Vancouver and Toronto got 6th and 7th respectively the year they entered the league and were prohibited from getting the #1 until year 3 I believe. Bobcats will get #4 next year and I believe no restrictions after that.


----------



## TheHeff (May 28, 2003)

They did this Because the Magic got the #1 pick for 2 years in arow when they came in


----------



## arcade_rida (Jun 23, 2003)

no they didn get 6 and 7 r u crazy


----------



## bigbabyjesus (Mar 1, 2003)

yeah, they did
http://nbadraft.net/1995.htm


----------



## shazha (Nov 20, 2002)

maybe they should give them as many tickets (dont know what they call em) in the barrel as a 4th worse team. Then draw the draft positions as they normally would

So theyget like 15% or whatever it is to get top pick. so its luck of draw instead of them getting designated 4th pick.


----------



## Slasher (Jul 11, 2003)

The rule is that you cannot go better than 4th. The Raptors got 7th in 1995.


----------



## jokeaward (May 22, 2003)

Yeah, this is dumb but I believe it. 4th or worse. What's wrong with the NFL way for the first year? They can't try to lose when they haven't played a game!

The Magic were in before they got Shaq's pick. In 991 they selected Brian Williams.


----------



## knickstorm (Jun 22, 2003)

> Originally posted by <b>jokeaward</b>!
> Yeah, this is dumb but I believe it. 4th or worse. What's wrong with the NFL way for the first year? They can't try to lose when they haven't played a game!
> 
> The Magic were in before they got Shaq's pick. In 991 they selected Brian Williams.

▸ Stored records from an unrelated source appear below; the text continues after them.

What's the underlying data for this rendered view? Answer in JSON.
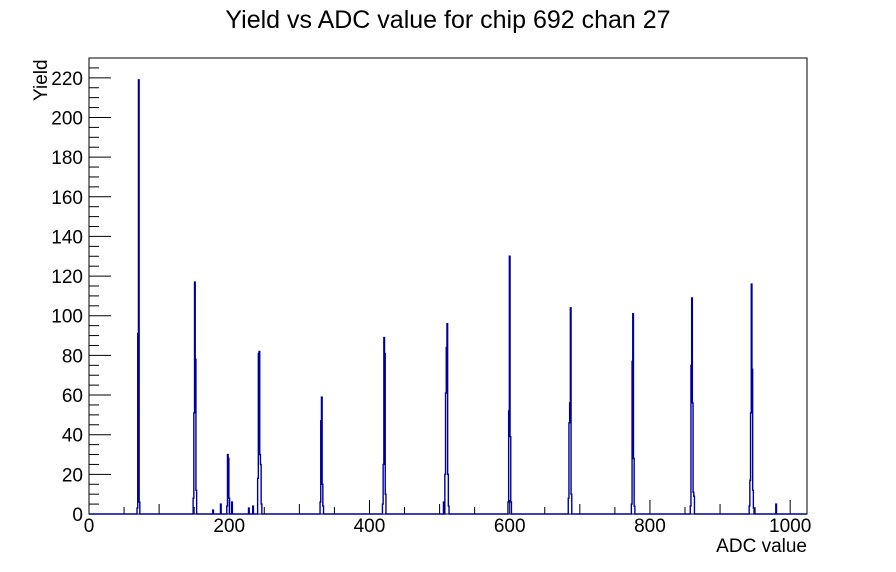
{
  "chart_data": {
    "type": "bar",
    "title": "Yield vs ADC value for chip 692 chan 27",
    "xlabel": "ADC value",
    "ylabel": "Yield",
    "xlim": [
      0,
      1024
    ],
    "ylim": [
      0,
      230
    ],
    "grid": false,
    "legend": "none",
    "line_color": "#000099",
    "axis_color": "#000000",
    "x_ticks": {
      "labels": [
        0,
        200,
        400,
        600,
        800,
        1000
      ],
      "label_step": 200,
      "medium_step": 100,
      "minor_step": 50
    },
    "y_ticks": {
      "labels": [
        0,
        20,
        40,
        60,
        80,
        100,
        120,
        140,
        160,
        180,
        200,
        220
      ],
      "label_step": 20,
      "minor_step": 5
    },
    "bin_width_adc": 1,
    "bins": [
      [
        69,
        3
      ],
      [
        70,
        91
      ],
      [
        71,
        219
      ],
      [
        72,
        6
      ],
      [
        149,
        8
      ],
      [
        150,
        51
      ],
      [
        151,
        117
      ],
      [
        152,
        78
      ],
      [
        153,
        12
      ],
      [
        177,
        2
      ],
      [
        188,
        5
      ],
      [
        197,
        4
      ],
      [
        198,
        30
      ],
      [
        199,
        28
      ],
      [
        200,
        8
      ],
      [
        204,
        6
      ],
      [
        228,
        3
      ],
      [
        234,
        4
      ],
      [
        241,
        18
      ],
      [
        242,
        81
      ],
      [
        243,
        82
      ],
      [
        244,
        30
      ],
      [
        245,
        25
      ],
      [
        246,
        5
      ],
      [
        330,
        6
      ],
      [
        331,
        47
      ],
      [
        332,
        59
      ],
      [
        333,
        15
      ],
      [
        334,
        4
      ],
      [
        419,
        5
      ],
      [
        420,
        25
      ],
      [
        421,
        89
      ],
      [
        422,
        81
      ],
      [
        423,
        10
      ],
      [
        506,
        6
      ],
      [
        508,
        20
      ],
      [
        509,
        61
      ],
      [
        510,
        84
      ],
      [
        511,
        96
      ],
      [
        512,
        20
      ],
      [
        513,
        4
      ],
      [
        598,
        6
      ],
      [
        599,
        52
      ],
      [
        600,
        130
      ],
      [
        601,
        39
      ],
      [
        602,
        6
      ],
      [
        684,
        8
      ],
      [
        685,
        46
      ],
      [
        686,
        56
      ],
      [
        687,
        104
      ],
      [
        688,
        10
      ],
      [
        774,
        5
      ],
      [
        775,
        77
      ],
      [
        776,
        101
      ],
      [
        777,
        28
      ],
      [
        778,
        4
      ],
      [
        858,
        4
      ],
      [
        859,
        75
      ],
      [
        860,
        109
      ],
      [
        861,
        56
      ],
      [
        862,
        11
      ],
      [
        863,
        9
      ],
      [
        942,
        4
      ],
      [
        943,
        17
      ],
      [
        944,
        51
      ],
      [
        945,
        116
      ],
      [
        946,
        73
      ],
      [
        947,
        12
      ],
      [
        948,
        3
      ],
      [
        980,
        5
      ]
    ]
  }
}
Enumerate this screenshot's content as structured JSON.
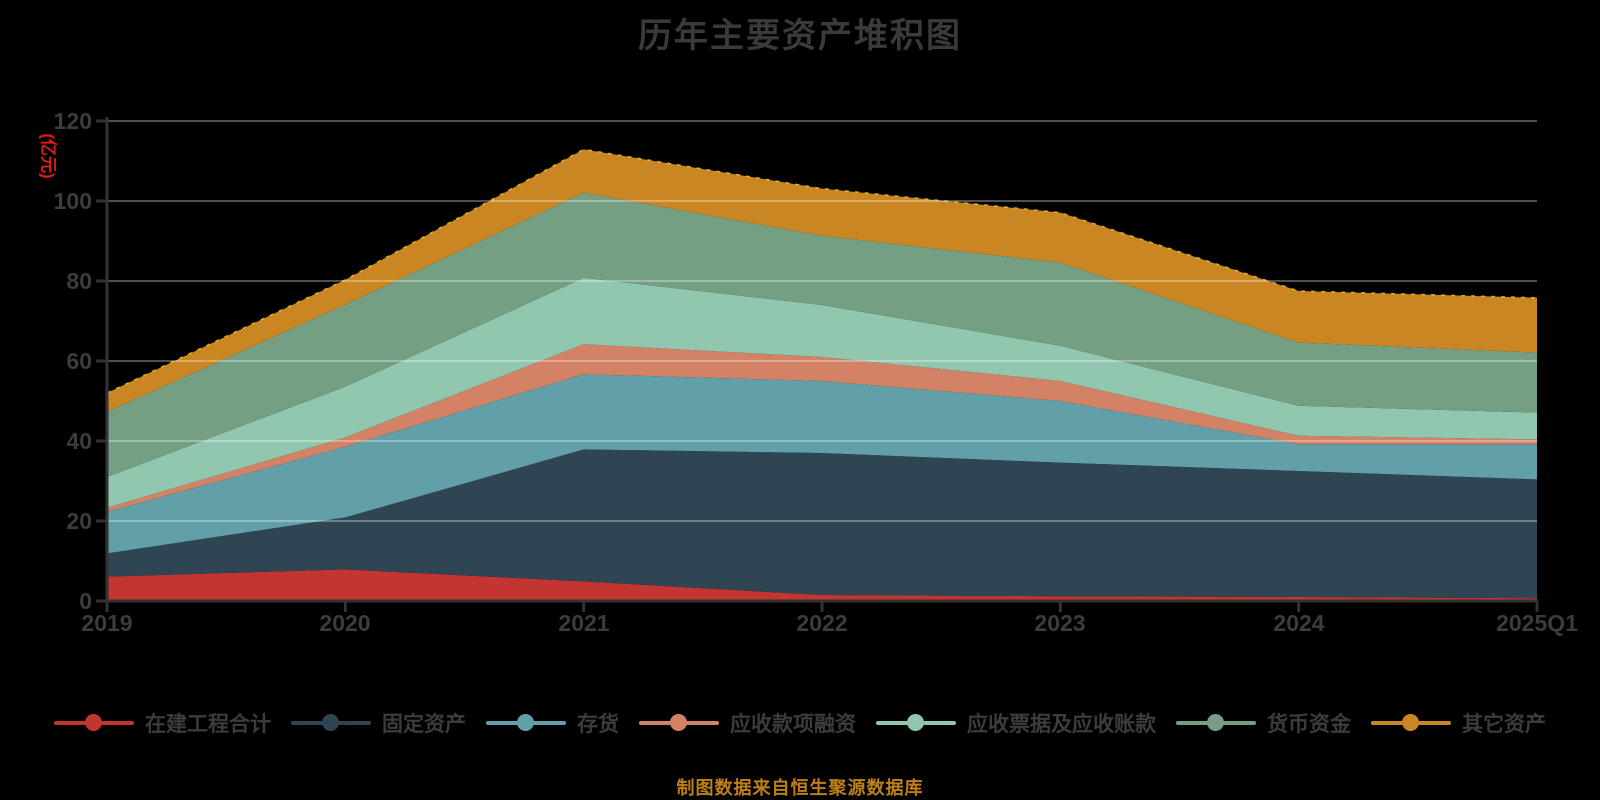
{
  "title": "历年主要资产堆积图",
  "footer": "制图数据来自恒生聚源数据库",
  "colors": {
    "background": "#000000",
    "text": "#3c3c3c",
    "axis": "#333333",
    "grid": "rgba(255,255,255,0.42)",
    "total_edge_dash": "#edc427",
    "unit_label": "#e31a1a",
    "footer_text": "#bd8018"
  },
  "chart_data": {
    "type": "area",
    "stacked": true,
    "title": "历年主要资产堆积图",
    "xlabel": "",
    "ylabel": "(亿元)",
    "ylim": [
      0,
      120
    ],
    "yticks": [
      0,
      20,
      40,
      60,
      80,
      100,
      120
    ],
    "grid": true,
    "legend_position": "bottom",
    "categories": [
      "2019",
      "2020",
      "2021",
      "2022",
      "2023",
      "2024",
      "2025Q1"
    ],
    "series": [
      {
        "name": "在建工程合计",
        "color": "#c23531",
        "values": [
          6.1,
          7.9,
          4.9,
          1.5,
          1.2,
          1.0,
          0.7
        ]
      },
      {
        "name": "固定资产",
        "color": "#2f4554",
        "values": [
          5.8,
          13.0,
          33.0,
          35.5,
          33.4,
          31.5,
          29.7
        ]
      },
      {
        "name": "存货",
        "color": "#61a0a8",
        "values": [
          10.4,
          17.7,
          18.8,
          18.0,
          15.4,
          6.7,
          8.8
        ]
      },
      {
        "name": "应收款项融资",
        "color": "#d48265",
        "values": [
          1.0,
          2.3,
          7.5,
          6.0,
          5.0,
          2.1,
          1.2
        ]
      },
      {
        "name": "应收票据及应收账款",
        "color": "#91c7ae",
        "values": [
          7.7,
          12.7,
          16.6,
          13.0,
          8.8,
          7.5,
          6.7
        ]
      },
      {
        "name": "货币资金",
        "color": "#749f83",
        "values": [
          16.3,
          20.5,
          21.3,
          17.3,
          20.8,
          15.8,
          15.0
        ]
      },
      {
        "name": "其它资产",
        "color": "#ca8622",
        "values": [
          4.7,
          6.2,
          10.8,
          11.8,
          12.5,
          12.9,
          13.7
        ]
      }
    ],
    "stack_totals": [
      52.0,
      80.3,
      112.9,
      103.1,
      97.1,
      77.5,
      75.8
    ]
  }
}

well nfl has a gazillion rounds to begin with and good players will always emerge from the late rounds. Bball is just not the same, i mean if the expansion team got #1 overall hell the bobcats would've entered the league this year


----------



## Enigma (Jul 16, 2002)

> Originally posted by <b>TheHeff</b>!
> They did this Because the Magic got the #1 pick for 2 years in arow when they came in


Tha Magic got the 11th pick overall when they entered the league in 1989 and selected Nick Anderson with that pick.


----------